Cela s’appelle un coup média­tique. En pleine tempête financière, alors que tous les pays ­européens plongent dans la rigueur budgétaire, Jacques Attali publie mercredi prochain un nouveau livre dont le titre, « Tous ruinés dans dix ans ? », vise à éveiller les consciences sur les menaces que fait peser la montée inexorable de la dette publique. « En France en particulier, si un coup d’arrêt n’est pas donné au plus vite […], le prochain président de la République ne pourra rien faire d’autre, pendant tout son mandat, que mener une politique d’austérité, et la prochaine décennie sera tout entière occupée, pour la France et chacun des Français, à subir les conséquences des folies de celle qui s’achève. »

Le ton est donné, c’est de notre destin qu’il s’agit, se justifie l’ancien conseiller spécial de François Mitterrand, qui sera auditionné, le jour même de la parution de son livre, par la commission des Finances de l’Assemblée nationale sur le nouveau rapport que lui a demandé Nicolas Sarkozy sur la sortie de crise. Clairement, Jacques Attali s’est inspiré des travaux de la commission qui porte son nom pour essayer de vulgariser des diagnostics qui figureront dans le nouveau rapport, où sera dressé un tableau de « La France en 2020 » à faire se dresser les cheveux sur la tête (de ceux qui en ont encore !).

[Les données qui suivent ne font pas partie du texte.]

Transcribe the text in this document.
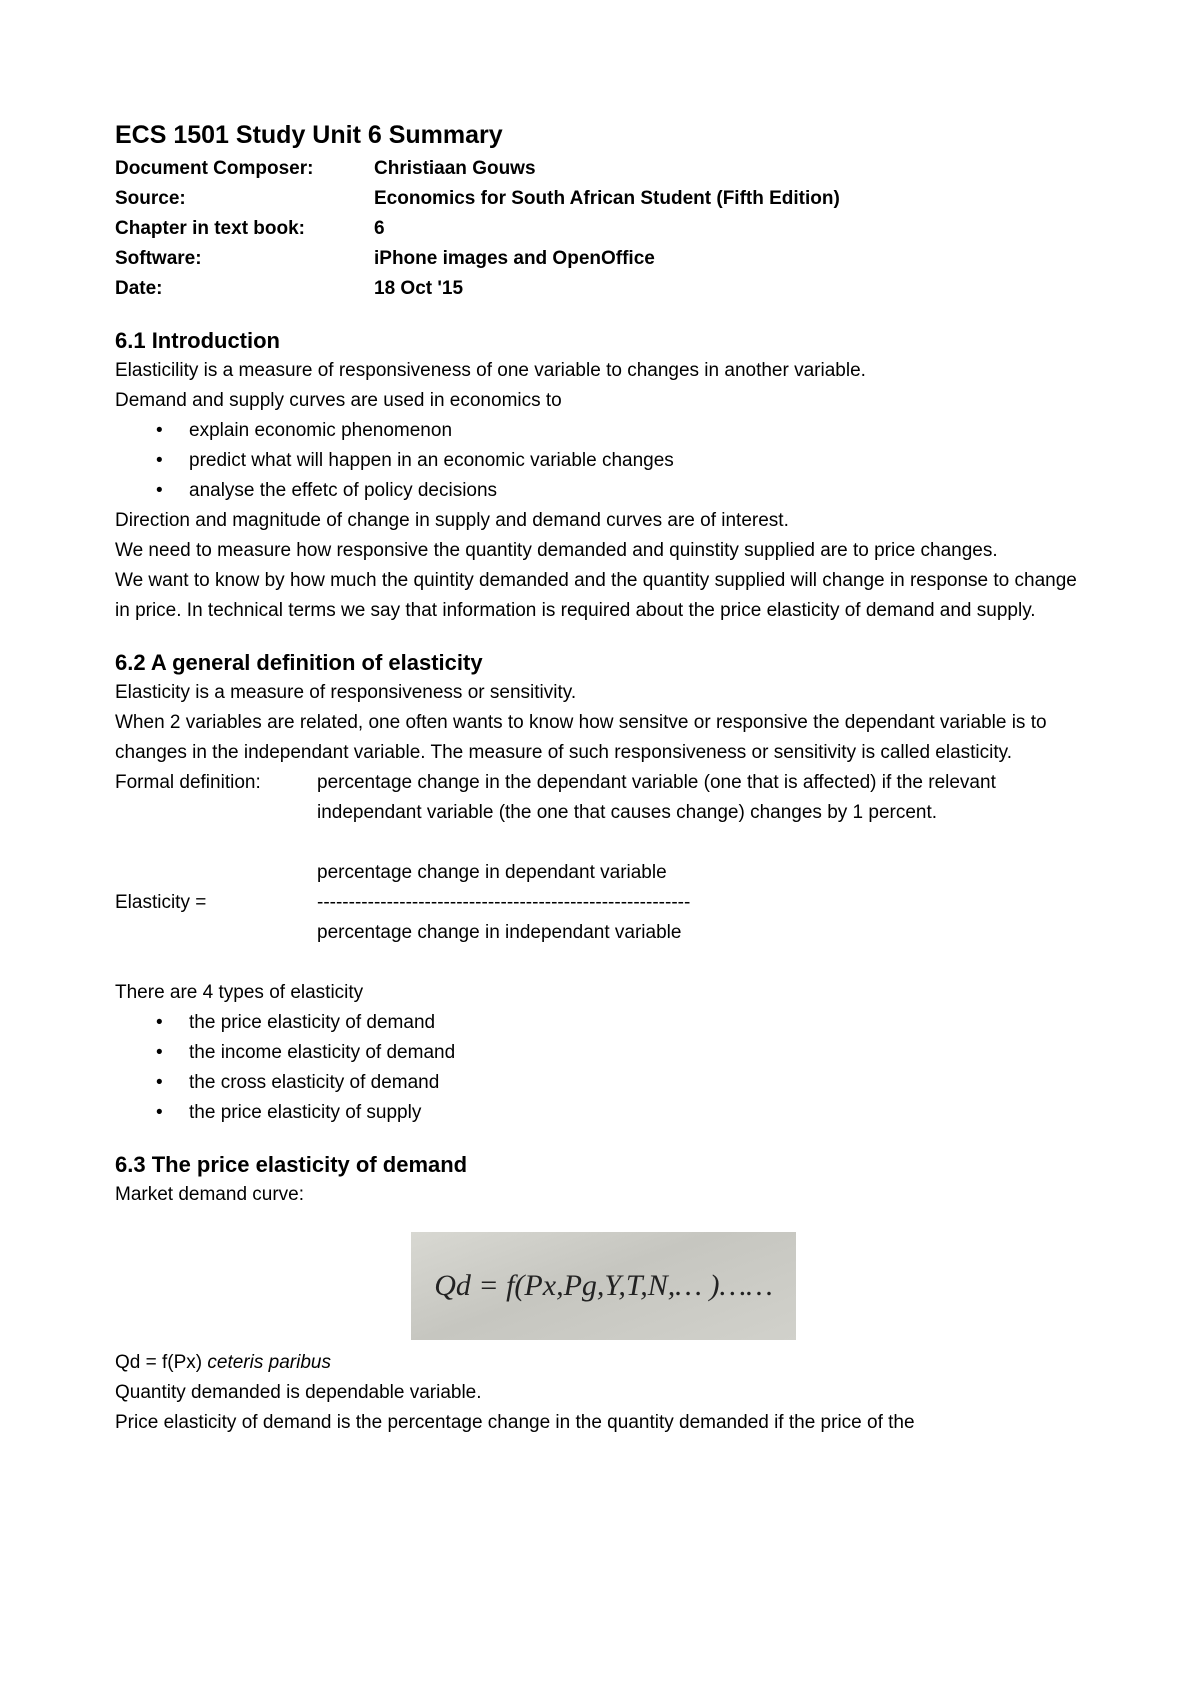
ECS 1501 Study Unit 6 Summary
Document Composer:	Christiaan Gouws
Source:	Economics for South African Student (Fifth Edition)
Chapter in text book:	6
Software:	iPhone images and OpenOffice
Date:	18 Oct '15
6.1 Introduction

Elasticility is a measure of responsiveness of one variable to changes in another variable.

Demand and supply curves are used in economics to

• explain economic phenomenon
• predict what will happen in an economic variable changes
• analyse the effetc of policy decisions

Direction and magnitude of change in supply and demand curves are of interest.

We need to measure how responsive the quantity demanded and quinstity supplied are to price changes.

We want to know by how much the quintity demanded and the quantity supplied will change in response to change in price. In technical terms we say that information is required about the price elasticity of demand and supply.

6.2 A general definition of elasticity

Elasticity is a measure of responsiveness or sensitivity.

When 2 variables are related, one often wants to know how sensitve or responsive the dependant variable is to changes in the independant variable. The measure of such responsiveness or sensitivity is called elasticity.

Formal definition:	percentage change in the dependant variable (one that is affected) if the relevant independant variable (the one that causes change) changes by 1 percent.
percentage change in dependant variable
Elasticity =	-----------------------------------------------------------
percentage change in independant variable

There are 4 types of elasticity

• the price elasticity of demand
• the income elasticity of demand
• the cross elasticity of demand
• the price elasticity of supply
6.3 The price elasticity of demand

Market demand curve:

Qd = f(Px,Pg,Y,T,N,… )……

Qd = f(Px) ceteris paribus

Quantity demanded is dependable variable.

Price elasticity of demand is the percentage change in the quantity demanded if the price of the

À l’appui de son analyse, Attali raconte une histoire du monde par celle de la dette et de la faillite des États, une histoire en fait vieille comme le monde et qui explique de façon implacable le déclin des civilisations. De la naissance de la dette publique, quelque part en Mésopotamie, puis en Grèce au siècle de Périclès, en passant par Jules César, les rois de France, d’Angleterre, d’Espagne… on découvre que les princes du passé n’avaient peur ni d’emprunter ni de faire défaut. L’histoire du monde est pleine de crises financières, de dévaluations monétaires, de répudiations de ­dette. Il a fallu passer à l’État ­moderne et à la démocratie pour que le souverain cesse de considérer sa dette comme un emprunt personnel dont le successeur se débarrasse d’un trait. Peu à peu, l’Occident a compris que l’État devait reconnaître ses dettes pour pouvoir acquérir le crédit nécessaire pour emprunter à nouveau. C’est ainsi qu’est né le surendettement, chaque génération transmettant ses emprunts à la suivante selon le phénomène de « boule de neige » bien connu. Résultat : de 1800 à nos jours, Jacques Attali a compté pas moins de 250 défauts sur la dette externe et 68 sur la dette publique.

En véritable docteur Doom, Jacques Attali n’exclut pas un scénario du pire, « la ruine de l’Occident », à l’image de celles de Venise, de ­Gênes ou de l’Espagne après le siècle d’or. « Si les taux d’intérêt montent, le défaut sera inévitable », compte tenu de la dynamique actuelle de l’endettement souverain. C’est vrai pour la Grèce, la France, l’Europe, les États-Unis. Il pourrait en découler une dépression mondiale qui emportera l’euro, puis le dollar. « Nos institutions n’y résisteront pas », annonce Jacques Attali, qui estime qu’il reste peu de temps pour inverser la tendance. Si rien n’est fait en France, la dette atteindra 130 % du PIB en 2020, ce qui menacera notre modèle social et politique, prévient-il.

Philippe Mabille.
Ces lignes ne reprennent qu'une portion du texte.